En plus du respect de son caractère classique, Jean-Pierre Vincent a choisi, comme d’autres avant lui, de sublimer dans Dom Juan la comédie. On ne peut le mettre en doute tant on rit de concert avec les autres spectateurs. Le ton est léger, parfois burlesque et bon enfant. On rit beaucoup lors de l’acte II, en écoutant les déboires amoureux du pauvre Pierrot, échangeant dans un patois délicieux avec Charlotte, et l’on rit surtout, tout au long de la représentation, lors des tirades de l’excellent Serge Bagdassarian, très justement comique en Sganarelle à la fois ridicule et sympathique. Ridicule est aussi, semble-t-il, le trait principal ressortant du personnage de Done Elvire, grandiloquente dans ses tirades proprement lyriques. Il semble y avoir pour tradition de mise en scène d’extraire toute dignité de cette figure féminine tragique, comme si elle gênait les ressorts libertaires et légers de la pièce. Dom Juan lui-même, parfois, peut sembler excessif, le jeu du comédien Loïc Corbery surprend par sa verve pleine d’emphase et ses hauts cris. Il peut peut-être en agacer certains.
Une comédie haute en couleurs et en voix
En tous les cas, il est certain qu’on assiste ici à une comédie, haute en couleurs et en voix, et que les dimensions tragiques de la pièce ont été portées au second plan. Il est en effet difficile de construire une réflexion profonde, métaphysique, après avoir assisté à la représentation de ce Dom Juan. Ce qui est un choix, car on sait que la pièce n’est pas que comédie, et qu’elle porte en elle une pensée esthétique et philosophique sur la condition humaine. Dans ce sens, le spectacle laissera sur leur faim tous ceux qui aiment retrouver, dans l’ « épouseur du genre humain », la figure romantique de l’être égoïste et insatisfait, à la poursuite éternelle du désir, un aspect qui ressort dans d’autres adaptations plus sombres, comme celles de Marcel Bluwal (1965) ou Daniel Mesguich (2001).

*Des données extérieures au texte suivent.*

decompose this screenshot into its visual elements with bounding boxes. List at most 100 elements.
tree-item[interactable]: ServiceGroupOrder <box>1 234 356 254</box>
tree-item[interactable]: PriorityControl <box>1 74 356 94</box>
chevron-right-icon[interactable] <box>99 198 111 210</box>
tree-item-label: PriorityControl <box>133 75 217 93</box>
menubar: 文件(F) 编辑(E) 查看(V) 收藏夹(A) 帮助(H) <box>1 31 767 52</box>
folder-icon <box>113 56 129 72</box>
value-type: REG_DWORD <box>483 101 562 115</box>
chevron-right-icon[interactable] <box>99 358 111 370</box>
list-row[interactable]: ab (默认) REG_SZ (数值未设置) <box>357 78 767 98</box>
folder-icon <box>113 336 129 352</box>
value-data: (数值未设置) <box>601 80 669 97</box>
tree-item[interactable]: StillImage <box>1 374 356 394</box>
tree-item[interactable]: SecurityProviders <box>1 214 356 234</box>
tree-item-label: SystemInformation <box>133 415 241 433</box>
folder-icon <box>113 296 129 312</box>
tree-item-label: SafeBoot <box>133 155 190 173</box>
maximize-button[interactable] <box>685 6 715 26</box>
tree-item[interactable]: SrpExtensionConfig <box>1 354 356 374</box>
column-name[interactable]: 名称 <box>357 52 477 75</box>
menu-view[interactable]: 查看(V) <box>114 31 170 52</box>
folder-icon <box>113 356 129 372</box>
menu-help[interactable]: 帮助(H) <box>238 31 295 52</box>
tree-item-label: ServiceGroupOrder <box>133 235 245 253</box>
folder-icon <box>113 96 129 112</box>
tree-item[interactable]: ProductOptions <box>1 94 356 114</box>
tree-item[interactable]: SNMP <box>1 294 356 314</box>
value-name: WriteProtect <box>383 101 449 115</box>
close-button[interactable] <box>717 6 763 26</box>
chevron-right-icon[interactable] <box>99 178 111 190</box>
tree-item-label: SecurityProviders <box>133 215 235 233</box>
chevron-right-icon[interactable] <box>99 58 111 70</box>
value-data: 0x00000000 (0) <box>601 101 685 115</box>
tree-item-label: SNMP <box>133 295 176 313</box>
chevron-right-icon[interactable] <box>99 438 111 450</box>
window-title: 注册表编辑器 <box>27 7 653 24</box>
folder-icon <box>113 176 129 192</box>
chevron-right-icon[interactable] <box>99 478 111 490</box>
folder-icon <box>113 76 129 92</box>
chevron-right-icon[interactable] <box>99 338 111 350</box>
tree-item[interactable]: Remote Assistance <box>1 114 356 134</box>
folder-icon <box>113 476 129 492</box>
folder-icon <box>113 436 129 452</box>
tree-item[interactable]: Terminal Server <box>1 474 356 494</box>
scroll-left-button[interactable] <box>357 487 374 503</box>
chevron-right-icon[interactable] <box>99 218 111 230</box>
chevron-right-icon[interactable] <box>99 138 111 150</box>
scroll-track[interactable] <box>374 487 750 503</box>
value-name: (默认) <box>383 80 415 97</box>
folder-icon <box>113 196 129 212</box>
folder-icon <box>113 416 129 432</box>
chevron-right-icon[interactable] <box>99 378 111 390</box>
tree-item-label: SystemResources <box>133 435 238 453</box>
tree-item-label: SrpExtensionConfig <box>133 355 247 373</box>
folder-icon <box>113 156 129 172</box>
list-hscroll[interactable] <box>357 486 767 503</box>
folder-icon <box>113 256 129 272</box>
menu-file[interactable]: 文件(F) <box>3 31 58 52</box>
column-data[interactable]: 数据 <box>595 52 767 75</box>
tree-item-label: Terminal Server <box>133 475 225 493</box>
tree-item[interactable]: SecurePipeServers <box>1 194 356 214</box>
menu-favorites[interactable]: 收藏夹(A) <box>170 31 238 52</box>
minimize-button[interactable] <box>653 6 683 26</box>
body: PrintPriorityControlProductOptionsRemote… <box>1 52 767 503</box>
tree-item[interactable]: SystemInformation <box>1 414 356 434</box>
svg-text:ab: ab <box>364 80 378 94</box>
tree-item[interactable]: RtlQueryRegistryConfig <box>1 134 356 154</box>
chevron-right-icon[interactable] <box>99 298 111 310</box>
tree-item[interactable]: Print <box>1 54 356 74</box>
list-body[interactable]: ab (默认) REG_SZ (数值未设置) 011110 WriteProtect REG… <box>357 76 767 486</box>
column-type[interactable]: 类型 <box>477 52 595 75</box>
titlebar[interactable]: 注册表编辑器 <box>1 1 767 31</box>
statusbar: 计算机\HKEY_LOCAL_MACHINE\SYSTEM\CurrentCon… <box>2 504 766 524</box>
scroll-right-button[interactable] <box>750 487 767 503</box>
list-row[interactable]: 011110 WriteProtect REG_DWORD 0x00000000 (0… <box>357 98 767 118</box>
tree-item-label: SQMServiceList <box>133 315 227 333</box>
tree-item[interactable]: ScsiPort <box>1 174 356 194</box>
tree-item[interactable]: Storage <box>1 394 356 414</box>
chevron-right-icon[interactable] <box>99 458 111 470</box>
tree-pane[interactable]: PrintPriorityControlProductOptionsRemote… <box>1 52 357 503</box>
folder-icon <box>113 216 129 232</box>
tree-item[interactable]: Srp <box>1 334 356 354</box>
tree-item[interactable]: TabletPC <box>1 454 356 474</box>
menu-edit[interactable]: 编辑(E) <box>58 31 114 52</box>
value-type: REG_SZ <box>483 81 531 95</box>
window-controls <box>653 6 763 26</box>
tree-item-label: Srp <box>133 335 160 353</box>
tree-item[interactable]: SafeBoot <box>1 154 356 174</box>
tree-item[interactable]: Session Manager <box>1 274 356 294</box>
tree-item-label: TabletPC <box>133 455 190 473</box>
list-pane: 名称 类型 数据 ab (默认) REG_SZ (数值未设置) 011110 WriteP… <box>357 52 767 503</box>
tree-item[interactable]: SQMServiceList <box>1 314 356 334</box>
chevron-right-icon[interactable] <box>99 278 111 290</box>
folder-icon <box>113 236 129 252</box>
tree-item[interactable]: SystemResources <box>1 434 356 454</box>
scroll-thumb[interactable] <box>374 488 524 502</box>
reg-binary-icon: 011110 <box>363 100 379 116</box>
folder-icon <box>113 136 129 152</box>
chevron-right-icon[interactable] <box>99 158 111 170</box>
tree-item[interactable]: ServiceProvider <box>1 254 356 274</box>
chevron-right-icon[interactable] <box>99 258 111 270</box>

Ici pour Jean-Pierre Vincent, la légèreté est le maître mot. Nulle barrière morale, religieuse ou même physique ne vient entraver la route du héros frivole et triomphant. Le triomphe est d’ailleurs complet : le coup de théâtre final, inédit – et que l’on ne peut révéler ici sans risquer de gâcher l’effet de surprise – s’inscrit définitivement dans l’esprit de la mise en scène. A l’image de son héros éponyme, ce Dom Juan est une pièce-jeu, libertine, qui prône le divertissement, refuse toute sanction morale et fait l’apologie de la liberté individuelle. Si Jean-Pierre Vincent rencontre un tel succès, c’est peut-être parce qu’il ancre le personnage traditionnel dans une idéologie finalement toute moderne, qui rencontre le spectateur dans son amour du présent, du rire, et enfin du plaisir recherché comme une fin en soi, comme une pratique absolument terrestre, et qui du ciel comme de la société, ne connaît plus les normes ni les lois.